Penyebab Quiet Quitting
Ada beberapa analisa yang mempelajari sebab pastinya fenomena ini. Menurut Kompas.com, quiet quitting dipicu oleh para pekerja muda yang merasa bosan, pekerjaannya tidak diapresiasi dan tidak ada kompensasi atas kerja ekstra mereka akibat pandemi yang lalu.
Fenomena ini sama sekali tidak terkait dengan kelelahan bekerja, namun lebih kepada keinginan untuk mencapai kehidupan yang lebih seimbang dan lebih berkualitas. Bekerja sesuai dengan upah yang diterima saja dan sisanya fokus pada kehidupan pribadi.
Quiet quitting juga dinilai mulai berkembang ketika orang mulai merasakan dampak positif bekerja dari rumah semasa pandemi. Memang ada kecemasan masa depan karir, namun bekerja dari rumah menyadarkan banyak orang bahwa keluarga dan kehidupan pribadi jauh lebih bernilai daripada sekadar mengejar karir dan target profit perusahaan semata.
Baik atau Buruk?
Namun fenomena ini menuai berbagai tanggapan. Para pakar dan pemilik usaha banyak yang menolak sikap ini dan menegaskan kalau quiet quitting bukanlah cara untuk mencapai keberhasilan dan kesuksesan dalam karir.
Nah, pertanyaannya adalah apakah ukuran kesuksesan seseorang harus didasarkan pada pekerjaan dan karirnya di kantor saja? Tentu saja tidak! Artinya, ada orang yang tidak menakar kesuksesan hanya dari karir di kantor. Terlebih di masa sekarang ini dimana platform untuk mendapatkan penghasilan sudah lebih banyak dan canggih, orang bisa mendapatkan penghasilan dan mengembangkan reputasinya dengan banyak cara, seperti menjadi pekerja lepas, influencer, vlogger, podcaster, konsultan lepas dan lain-lain. Tidak harus cuma dari kantor.
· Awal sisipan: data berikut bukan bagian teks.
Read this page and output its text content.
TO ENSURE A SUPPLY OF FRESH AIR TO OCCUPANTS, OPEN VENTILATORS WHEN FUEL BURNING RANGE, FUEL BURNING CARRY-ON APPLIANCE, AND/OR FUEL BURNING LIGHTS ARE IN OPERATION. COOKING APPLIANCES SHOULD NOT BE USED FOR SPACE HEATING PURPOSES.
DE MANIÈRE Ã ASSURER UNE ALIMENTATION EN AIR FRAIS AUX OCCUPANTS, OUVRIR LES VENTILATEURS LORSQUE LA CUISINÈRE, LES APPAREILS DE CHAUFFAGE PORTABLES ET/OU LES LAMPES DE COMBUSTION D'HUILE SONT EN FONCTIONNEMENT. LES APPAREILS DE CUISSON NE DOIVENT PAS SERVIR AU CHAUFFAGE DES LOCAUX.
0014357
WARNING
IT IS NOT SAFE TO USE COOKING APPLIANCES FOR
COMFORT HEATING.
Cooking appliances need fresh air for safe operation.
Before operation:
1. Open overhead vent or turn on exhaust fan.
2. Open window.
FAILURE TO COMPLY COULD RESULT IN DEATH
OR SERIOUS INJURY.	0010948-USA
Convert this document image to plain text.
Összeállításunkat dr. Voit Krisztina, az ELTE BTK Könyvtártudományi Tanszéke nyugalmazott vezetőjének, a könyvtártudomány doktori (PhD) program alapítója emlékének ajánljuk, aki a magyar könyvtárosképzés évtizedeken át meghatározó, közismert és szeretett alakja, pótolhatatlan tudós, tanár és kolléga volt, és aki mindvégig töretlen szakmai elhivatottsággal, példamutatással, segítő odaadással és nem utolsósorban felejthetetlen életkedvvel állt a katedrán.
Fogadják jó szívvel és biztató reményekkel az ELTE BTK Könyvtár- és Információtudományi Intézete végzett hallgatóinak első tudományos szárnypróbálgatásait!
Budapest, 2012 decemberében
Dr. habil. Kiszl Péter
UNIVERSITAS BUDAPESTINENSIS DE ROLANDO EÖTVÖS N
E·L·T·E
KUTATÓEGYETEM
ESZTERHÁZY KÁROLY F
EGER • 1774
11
Sukses bisa datang dari mana saja dan berupa apa saja.
Menjadi quiet quitters mungkin bisa saja jadi sesuatu yang baik kalau kamu memang memandang kehidupan pribadi lebih penting dari karir. Jadi tidak berambisi untuk mendapatkan kenaikan penghasilan dan jabatan. Atau memang kamu merasa cukup dan puas dengan gaji yang kamu terima dan posisi kerja saat ini sehingga merasa tidak perlu mengorbankan work life balance kamu demi karir di kantor.
Quiet quitting juga bisa memberikan dampak bagi karyawan untuk bisa bekerja lebih fokus dan efektif, karena tidak ada penambahan beban kerja dan lain-lain yang hanya memicu stres.
Boleh saja kamu melakukan quiet quitting karena kamu punya pilihan dan pertimbangan tertentu untuk work life balance yang lebih baik. Namun kamu juga harus memastikan apa yang menyebabkan kamu mengambil langkah tersebut. Benarkah ini langkah yang tepat atau kamu hanya merasa bosan saja dan sebetulnya butuh pekerjaan yang baru? Pertimbangkan juga apakah quiet quitting ini tidak akan mengganggu pendapatan dan tabungan pensiun kamu nantinya.